Ukraine: an exceptional case
Ukraine’s bid for membership sits at the epicenter of the debate.
With a population of around 40 million before the war, vast agricultural production, and a frontline relationship with Russia, Kyiv poses unique questions: how to integrate a major agricultural exporter without disrupting global markets; how to defend common standards while welcoming a nation fighting for its survival; how to structure accession in a way that provides security without overwhelming the Union’s decision-making processes.
“Ukraine needs us as much as we might need Ukraine,” said an EU analyst in Brussels. “But integration must be calibrated. Simply opening the gates overnight would create winners and losers in global food markets and strain our regulatory systems.”
Probation, safeguard, or something in between?
Commissioners have floated the idea of transition or probationary periods for new entrants—phased integration of Schengen access, euro adoption, or full participation in agricultural schemes.

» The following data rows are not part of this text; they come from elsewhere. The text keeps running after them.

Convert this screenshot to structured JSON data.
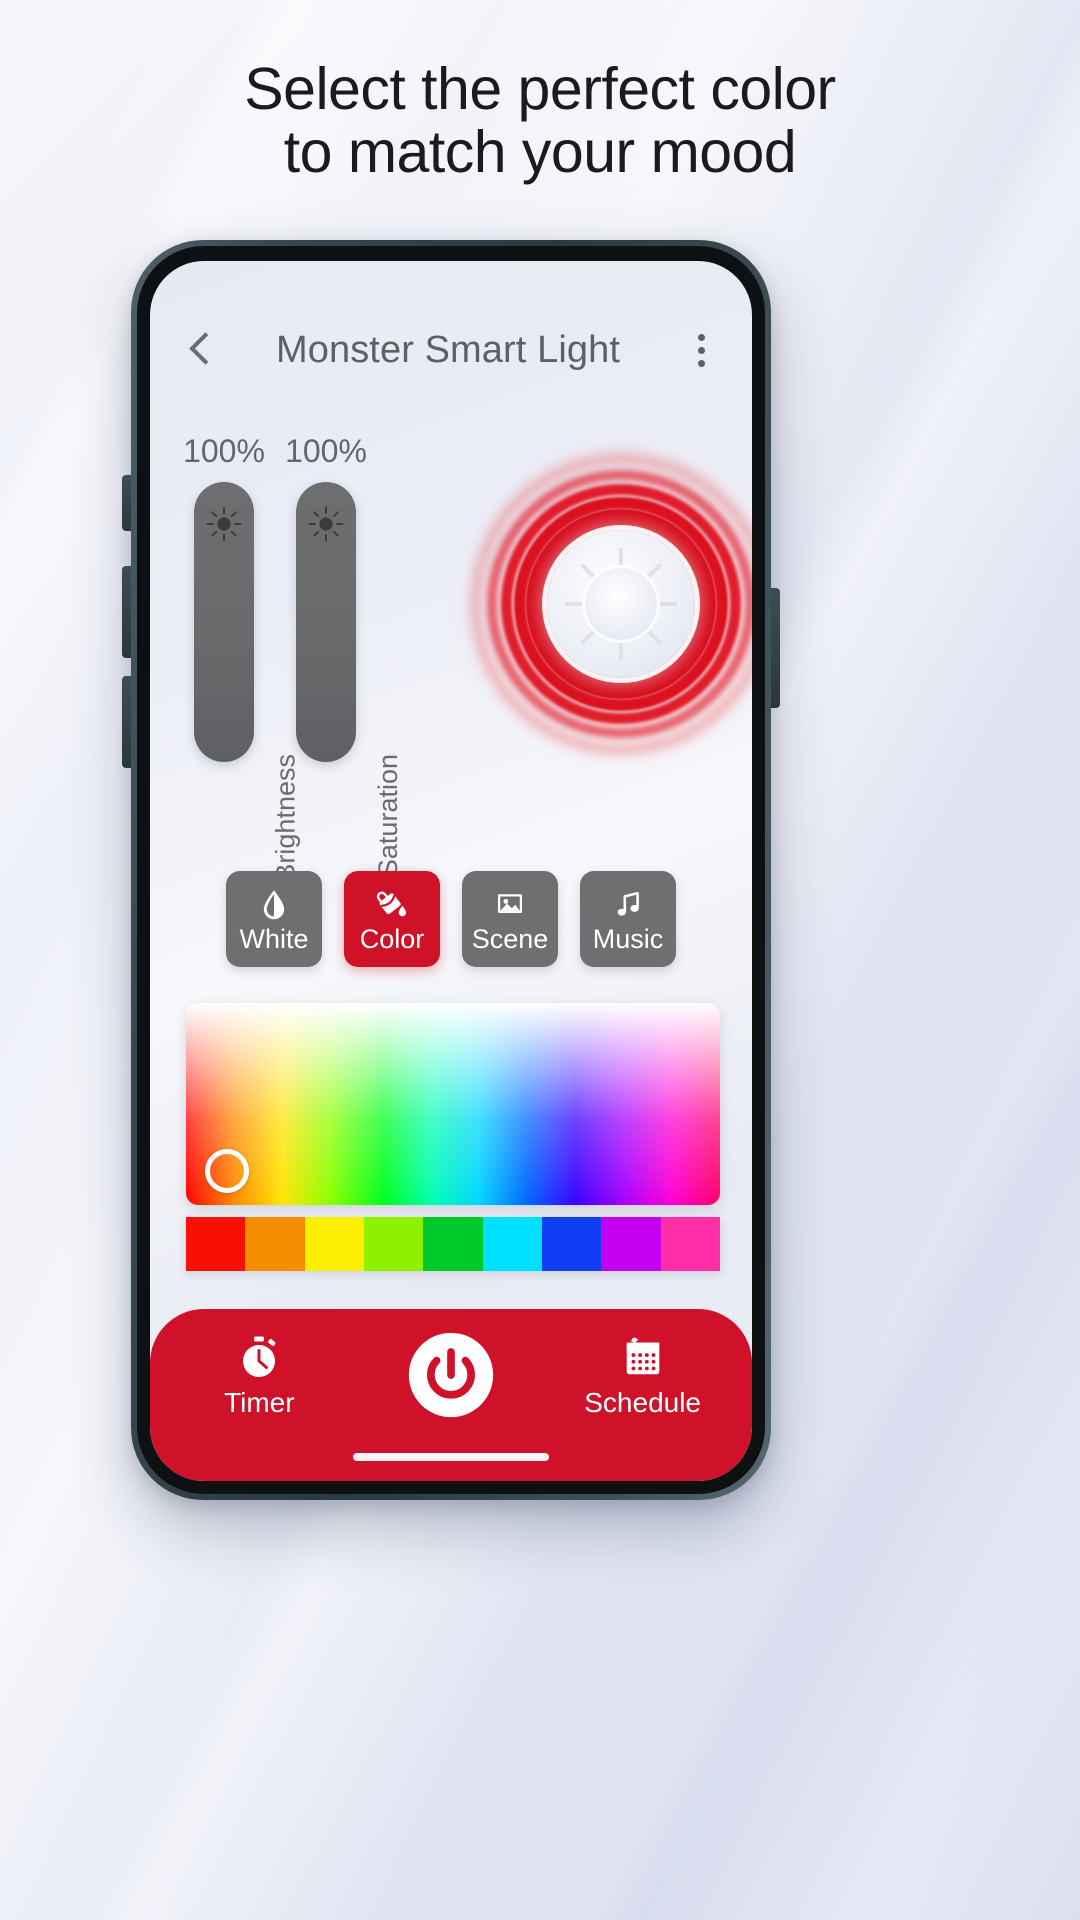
{
  "headline": {
    "line1": "Select the perfect color",
    "line2": "to match your mood"
  },
  "app": {
    "header": {
      "back_icon": "back-chevron-icon",
      "title": "Monster Smart Light",
      "menu_icon": "kebab-menu-icon"
    },
    "sliders": [
      {
        "value": "100%",
        "label": "Brightness",
        "icon": "brightness-sun-icon"
      },
      {
        "value": "100%",
        "label": "Saturation",
        "icon": "saturation-sun-icon"
      }
    ],
    "bulb": {
      "glow_color": "#d0112a",
      "icon": "light-bulb-glow-graphic"
    },
    "modes": [
      {
        "label": "White",
        "icon": "water-drop-icon",
        "active": false
      },
      {
        "label": "Color",
        "icon": "paint-bucket-icon",
        "active": true
      },
      {
        "label": "Scene",
        "icon": "image-picture-icon",
        "active": false
      },
      {
        "label": "Music",
        "icon": "music-note-icon",
        "active": false
      }
    ],
    "color_picker": {
      "cursor_icon": "color-cursor-ring",
      "swatches": [
        "#fa0f07",
        "#f68c00",
        "#fcee00",
        "#8ef100",
        "#00c92a",
        "#00e0ff",
        "#0f3ef5",
        "#c400f0",
        "#ff2ea8"
      ]
    },
    "bottom_nav": {
      "background_color": "#d0112a",
      "items": [
        {
          "label": "Timer",
          "icon": "stopwatch-timer-icon"
        },
        {
          "label": "Schedule",
          "icon": "calendar-schedule-icon"
        }
      ],
      "power": {
        "icon": "power-button-icon"
      }
    }
  },
  "theme": {
    "accent": "#d0112a",
    "slider_gray": "#6d6e70",
    "text_gray": "#5f6066"
  }
}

The lesson of the 2004 enlargement is instructive: even after accession, some benefits arrived in stages. Bulgaria and Romania’s full Schengen membership was delayed; many other rights were phased in.
“We learned in the first big wave that enlargement is a marathon, not a sprint,” said a veteran EU negotiator. “But there’s a world of difference between a marathon and a relay race where one runner hands a baton to another without coordination.”
What’s at stake beyond borders
Enlargement discussions are not simply about institutional tinkering. They are conversations about the kind of Europe the world needs right now: a union that can stand up to strategic rivals, manage migration and climate shocks, protect democratic norms, and sustain economic growth in a transformative technological era.
“If Europe is to be a geopolitical actor, enlargement is part of that toolkit,” said Kaja, a policy advisor. “But so too is reforming how we make decisions, fund priorities, and hold each other to shared standards.”
At street level, the debate is personal. In Belgrade cafés, older men talk of shared histories; in Sarajevo, younger entrepreneurs dream of markets and visas. In Kyiv, mothers whisper about futures for their children—education, safe streets, a passport that opens borders instead of closing them.
Questions to carry home
Here are two questions I keep thinking about as Europe argues and plans: What does membership mean when the game itself—security, trade, climate resilience—is changing faster than institutions can adapt? And should the EU be a club of shared lifestyles and regulations, or a geopolitical alliance bent on containing hostile powers?
Enlargement is, at heart, a decision about identity. Is the EU a project of converging standards and markets, or an archipelago of shared values and mutual defence? The answer will shape not only Europe’s borders, but the global order for decades to come.
Final thoughts
If 2004 was the era of optimism—the Big Bang of a post-Cold War Europe—today the choice is more complicated. The 2020s demand a far more nuanced bargain: protect institutions, bolster defences, keep markets open, and remain true to democratic ideals. It will be messy. It will be political. It will also be indispensable.
So ask yourself as you read the headlines: when a nation knocks at Europe’s door, what do we owe them—and what should we demand in return? The answers we give will tell us not just who Europe is, but who it hopes to become.